Whatever happened to applauding developer efforts? Isn’t there enough hate in this world?
Chill, peeps.
I completely dig this app. Its simple and works. Great job. 8)
@Frank: I totally agree.
I’m loving that grid view, that’s an absolute masterpiece of xhtml/css based data visualisation.
Sure, but you can’t print what Firebug displays.
This is GREAT!! Sure firebug can do this but it doesn’t do first byte timing which is the most important thing (for us at least). Thank you so much for doing this!
Really nice. The only mistake I noticed was it’s tendency to recurse through links that are just used for namespace references. For instance I have some embedded/inline CSS that uses “@namespace url(http://www.w3.org/1999/xhtml);”, and it proceeded to load all the XHTML and images from the w3.org site and included that on the results grid.

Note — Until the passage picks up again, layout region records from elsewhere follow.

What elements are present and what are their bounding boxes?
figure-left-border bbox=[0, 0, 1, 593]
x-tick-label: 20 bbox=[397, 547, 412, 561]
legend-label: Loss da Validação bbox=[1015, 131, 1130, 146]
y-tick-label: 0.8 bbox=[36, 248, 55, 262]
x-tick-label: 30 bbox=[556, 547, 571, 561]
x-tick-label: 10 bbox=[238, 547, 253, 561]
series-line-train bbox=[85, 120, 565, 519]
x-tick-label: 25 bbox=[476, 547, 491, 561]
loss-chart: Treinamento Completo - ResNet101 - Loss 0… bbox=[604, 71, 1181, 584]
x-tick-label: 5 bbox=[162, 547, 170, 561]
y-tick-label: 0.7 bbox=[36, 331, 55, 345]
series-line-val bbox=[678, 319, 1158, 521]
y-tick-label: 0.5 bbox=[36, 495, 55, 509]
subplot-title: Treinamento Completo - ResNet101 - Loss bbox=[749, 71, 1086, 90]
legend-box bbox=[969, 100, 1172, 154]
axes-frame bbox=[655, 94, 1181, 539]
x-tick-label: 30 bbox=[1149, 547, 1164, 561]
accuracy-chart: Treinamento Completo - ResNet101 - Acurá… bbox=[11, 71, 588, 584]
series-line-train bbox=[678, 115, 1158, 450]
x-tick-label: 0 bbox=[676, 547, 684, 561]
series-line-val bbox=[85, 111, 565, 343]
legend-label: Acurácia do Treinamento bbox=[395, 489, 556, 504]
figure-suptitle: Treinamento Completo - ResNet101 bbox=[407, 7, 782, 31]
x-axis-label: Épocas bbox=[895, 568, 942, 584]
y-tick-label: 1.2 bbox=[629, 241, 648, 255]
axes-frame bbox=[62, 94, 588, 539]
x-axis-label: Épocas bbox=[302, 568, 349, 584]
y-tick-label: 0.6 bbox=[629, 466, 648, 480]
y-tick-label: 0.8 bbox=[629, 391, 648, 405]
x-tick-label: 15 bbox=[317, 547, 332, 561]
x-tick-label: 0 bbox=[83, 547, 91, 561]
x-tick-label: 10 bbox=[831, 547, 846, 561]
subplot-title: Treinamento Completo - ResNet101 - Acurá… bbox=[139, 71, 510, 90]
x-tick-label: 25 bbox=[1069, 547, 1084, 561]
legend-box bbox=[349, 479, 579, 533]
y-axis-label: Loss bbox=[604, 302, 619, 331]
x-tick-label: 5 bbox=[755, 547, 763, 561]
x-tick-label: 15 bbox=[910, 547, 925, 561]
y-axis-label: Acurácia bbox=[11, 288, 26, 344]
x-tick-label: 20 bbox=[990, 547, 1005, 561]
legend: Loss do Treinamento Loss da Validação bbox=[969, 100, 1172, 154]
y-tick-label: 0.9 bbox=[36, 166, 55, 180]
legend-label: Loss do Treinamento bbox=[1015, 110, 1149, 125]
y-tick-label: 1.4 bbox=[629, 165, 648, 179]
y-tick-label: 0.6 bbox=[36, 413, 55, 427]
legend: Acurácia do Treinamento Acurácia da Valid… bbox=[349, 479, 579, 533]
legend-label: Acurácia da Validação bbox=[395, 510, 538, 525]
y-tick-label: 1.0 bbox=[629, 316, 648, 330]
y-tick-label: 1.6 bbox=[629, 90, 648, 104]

Well done, that is really nice work.
I agree with frank….there’s not enough love and appreciation in the world.
I think they have really managed to create a very stylish app, with some pretty slick functionality. Sure firebug does a similar thing, but it’s still neat to see.
Nice, a stylish wheel with first byte timing.
Firebug gives incorrect results by the way. Since it does not have direct access to the cache, it must reload all JS and CSS files, which will get put into your timings. So if you are trying to time second page views, etc., it will be wrong.
I apologize for not doing the legwork myself, but as a time saver perhaps someone who has already looked at it could reply:
Does the app have any capability to store the load times over a period of time (days, a week, etc.) so it can be used for analysis later?
Thanks.
I appreciate the developer efforts, but there is one thing i can’t help to notice (nothing connected to the quality of the site, mind you :).
Sure Firebug is wrong, but we at least know when it is and we can override it. For a site everything boils down to the current load and where in the nine hells our providers burn :)
For instance - i tried with my own site. I have two background gif images which are horizontally flipped and each weigh about 0.7K. The first time when i tested one of them loaded within a 0.2s, the other one after 1.5s.
So, i’ll prefer Firebug for now :)
I tried http://127.0.0.1/ and it redirected to http://tools.pingdom.com so, unlike Firebug, this tool has the advantage that one can compare response times to other external websites using the internet not your LAN.
This tool is awesome. AFAIK, Firefox doesn’t distinguish between connection times and download times the way this does, which is extremely helpful.
McAfee’s SiteAdvisor gives Pingdom a RED badge! WTF Dion?